Parlare di bolla mediatica è anche difficile tenendo conto che le paranoie collettive emergono comunque sia che le notizie siano centrate sia che siano esagerate, inoltre, una serie di piccoli punti utili di lettura dei fenomeni in corso:
1) I continui bias di Salvini di per sé non legittimano la tesi che, al contrario di quanto sostiene il leader della Lega, non sta accadendo nulla;
2) ogni misura di emergenza per natura ha caratteri, e decreti, che provocano effetti apertamente surreali.
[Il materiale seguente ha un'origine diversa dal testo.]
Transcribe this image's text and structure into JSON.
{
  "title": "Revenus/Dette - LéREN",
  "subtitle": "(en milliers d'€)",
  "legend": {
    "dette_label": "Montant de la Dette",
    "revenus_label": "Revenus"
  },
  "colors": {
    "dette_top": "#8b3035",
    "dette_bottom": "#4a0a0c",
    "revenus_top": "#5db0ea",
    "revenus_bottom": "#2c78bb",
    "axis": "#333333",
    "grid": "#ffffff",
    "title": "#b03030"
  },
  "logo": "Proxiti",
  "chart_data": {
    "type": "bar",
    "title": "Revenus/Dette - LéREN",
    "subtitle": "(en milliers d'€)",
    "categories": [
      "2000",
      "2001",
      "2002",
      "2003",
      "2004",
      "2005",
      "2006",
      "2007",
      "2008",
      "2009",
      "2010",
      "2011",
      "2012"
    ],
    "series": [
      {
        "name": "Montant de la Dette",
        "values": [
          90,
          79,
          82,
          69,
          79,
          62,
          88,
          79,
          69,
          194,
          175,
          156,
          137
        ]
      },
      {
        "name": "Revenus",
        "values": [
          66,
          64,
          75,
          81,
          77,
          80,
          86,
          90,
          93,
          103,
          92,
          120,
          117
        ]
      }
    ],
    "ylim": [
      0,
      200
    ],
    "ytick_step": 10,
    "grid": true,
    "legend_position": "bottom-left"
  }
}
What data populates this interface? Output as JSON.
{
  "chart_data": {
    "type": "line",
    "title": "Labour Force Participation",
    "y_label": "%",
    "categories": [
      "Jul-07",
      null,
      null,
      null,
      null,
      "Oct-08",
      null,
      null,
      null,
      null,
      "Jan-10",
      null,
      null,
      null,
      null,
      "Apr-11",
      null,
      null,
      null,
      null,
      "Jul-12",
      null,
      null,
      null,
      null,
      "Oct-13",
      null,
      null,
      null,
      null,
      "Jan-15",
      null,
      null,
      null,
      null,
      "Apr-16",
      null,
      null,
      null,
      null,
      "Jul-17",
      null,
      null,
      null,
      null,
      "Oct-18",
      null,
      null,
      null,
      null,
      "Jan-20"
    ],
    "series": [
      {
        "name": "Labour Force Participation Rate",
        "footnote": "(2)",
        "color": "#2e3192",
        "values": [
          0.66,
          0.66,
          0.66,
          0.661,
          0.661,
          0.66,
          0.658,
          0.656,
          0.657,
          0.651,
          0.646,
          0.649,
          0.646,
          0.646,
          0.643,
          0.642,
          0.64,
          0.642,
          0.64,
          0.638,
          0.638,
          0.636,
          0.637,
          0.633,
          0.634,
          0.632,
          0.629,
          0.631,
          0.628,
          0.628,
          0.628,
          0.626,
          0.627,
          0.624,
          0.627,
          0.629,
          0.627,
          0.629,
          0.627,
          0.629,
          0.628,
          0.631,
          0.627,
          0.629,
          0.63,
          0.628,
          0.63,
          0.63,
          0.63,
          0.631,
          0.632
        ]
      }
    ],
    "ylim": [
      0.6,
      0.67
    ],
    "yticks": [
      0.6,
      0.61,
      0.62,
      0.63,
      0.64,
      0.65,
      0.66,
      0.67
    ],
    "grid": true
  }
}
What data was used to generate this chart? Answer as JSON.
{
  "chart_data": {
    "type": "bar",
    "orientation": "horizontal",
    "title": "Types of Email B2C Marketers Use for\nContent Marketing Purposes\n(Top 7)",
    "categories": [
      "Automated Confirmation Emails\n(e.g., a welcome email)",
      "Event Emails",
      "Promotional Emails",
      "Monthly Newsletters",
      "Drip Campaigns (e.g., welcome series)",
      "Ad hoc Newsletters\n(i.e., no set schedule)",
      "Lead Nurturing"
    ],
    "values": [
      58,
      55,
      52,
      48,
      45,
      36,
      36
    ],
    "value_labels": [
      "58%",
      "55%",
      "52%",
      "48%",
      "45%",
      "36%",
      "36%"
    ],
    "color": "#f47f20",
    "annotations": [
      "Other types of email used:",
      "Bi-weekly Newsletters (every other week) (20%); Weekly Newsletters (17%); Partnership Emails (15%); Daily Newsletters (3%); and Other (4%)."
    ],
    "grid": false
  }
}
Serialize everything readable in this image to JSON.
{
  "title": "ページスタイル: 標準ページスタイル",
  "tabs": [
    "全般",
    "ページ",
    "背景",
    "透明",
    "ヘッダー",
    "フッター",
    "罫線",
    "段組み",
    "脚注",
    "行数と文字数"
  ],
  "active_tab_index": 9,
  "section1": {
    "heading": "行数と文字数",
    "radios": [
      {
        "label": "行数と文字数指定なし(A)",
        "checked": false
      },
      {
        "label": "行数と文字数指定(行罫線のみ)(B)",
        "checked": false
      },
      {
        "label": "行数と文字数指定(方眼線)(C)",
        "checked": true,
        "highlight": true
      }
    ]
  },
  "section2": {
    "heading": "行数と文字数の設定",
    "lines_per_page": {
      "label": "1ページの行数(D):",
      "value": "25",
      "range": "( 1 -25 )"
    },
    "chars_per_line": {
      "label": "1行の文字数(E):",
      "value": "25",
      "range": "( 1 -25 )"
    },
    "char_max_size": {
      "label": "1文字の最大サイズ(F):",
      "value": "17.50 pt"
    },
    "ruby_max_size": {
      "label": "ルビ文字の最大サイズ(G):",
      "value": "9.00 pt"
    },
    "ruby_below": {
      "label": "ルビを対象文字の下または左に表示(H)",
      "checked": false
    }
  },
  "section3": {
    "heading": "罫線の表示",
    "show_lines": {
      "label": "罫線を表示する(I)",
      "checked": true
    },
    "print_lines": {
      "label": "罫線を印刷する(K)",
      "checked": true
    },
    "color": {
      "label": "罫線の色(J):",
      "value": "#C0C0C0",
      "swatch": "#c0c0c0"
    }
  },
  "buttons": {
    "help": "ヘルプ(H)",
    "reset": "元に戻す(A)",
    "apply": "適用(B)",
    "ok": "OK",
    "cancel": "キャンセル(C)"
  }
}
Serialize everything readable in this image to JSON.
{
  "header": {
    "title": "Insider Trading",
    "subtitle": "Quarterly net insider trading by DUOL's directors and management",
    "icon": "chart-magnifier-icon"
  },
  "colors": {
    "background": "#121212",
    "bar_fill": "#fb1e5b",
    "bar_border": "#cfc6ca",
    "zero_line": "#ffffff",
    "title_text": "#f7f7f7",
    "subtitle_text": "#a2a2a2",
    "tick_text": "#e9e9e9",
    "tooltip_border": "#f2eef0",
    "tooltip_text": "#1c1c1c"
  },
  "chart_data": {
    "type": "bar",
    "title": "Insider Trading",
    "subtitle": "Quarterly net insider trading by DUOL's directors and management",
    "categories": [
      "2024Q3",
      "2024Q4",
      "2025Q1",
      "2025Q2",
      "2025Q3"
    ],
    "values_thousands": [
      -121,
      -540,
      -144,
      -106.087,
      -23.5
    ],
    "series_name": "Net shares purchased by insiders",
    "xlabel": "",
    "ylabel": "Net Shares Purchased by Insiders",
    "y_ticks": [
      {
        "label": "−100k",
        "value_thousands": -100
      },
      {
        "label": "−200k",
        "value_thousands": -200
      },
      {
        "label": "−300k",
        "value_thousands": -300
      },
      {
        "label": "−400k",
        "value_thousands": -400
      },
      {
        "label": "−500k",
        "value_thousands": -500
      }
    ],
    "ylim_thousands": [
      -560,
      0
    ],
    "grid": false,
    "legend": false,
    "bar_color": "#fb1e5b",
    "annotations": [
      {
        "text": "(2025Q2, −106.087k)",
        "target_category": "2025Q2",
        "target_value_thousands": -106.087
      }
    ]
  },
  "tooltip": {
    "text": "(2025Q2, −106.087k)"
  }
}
Questo non legittima la tesi che l’emergenza è inutile o non c’è;
3) ci sono studi di virologi stranieri quotati nel loro bravo paese occidentale che sostengono che il coronavirus è almeno dieci volte più letale dell’influenza.  Quando nella scienza medica le discordanze sono forti si tratta di saper comparare tra gli studi senza aggrapparsi allo “scienziato” che fa più comodo;
4) i problemi sociali del coronavirus, da quanto si capisce, sono due: tasso di infettività e di decessi da infezione. Se il primo è alto allora possono esserlo anche i decessi. Se non vengono spenti i focolai di infezione, se questi si moltiplicano dovremo fare i conti con un problema che non dura giorni e che è già fuori dalla Cina;
5) l’impatto sul nostro sistema sanitario, sull’economia e sul modo complessivo di vivere del nostro paese si vede già in questi giorni figuriamoci dopo;
6) altri paesi da quello che si legge da fonti qualificate stanno studiando misure molto simili all’Italia in caso di contagio simile al nostro.

La vicenda coronavirus può finire presto o tardi. Con relativamente pochi o tanti danni. Ma non è una bolla mediatica. È la dimostrazione che le criticità dell’economia e della finanza globali si rilevano in dettagli magari visibili al solo microscopio. In questo senso l’ingrandimento dell’immagine del coronavirus che appare su tutti i media del mondo è il simbolo attuale di questo genere di capitalismo.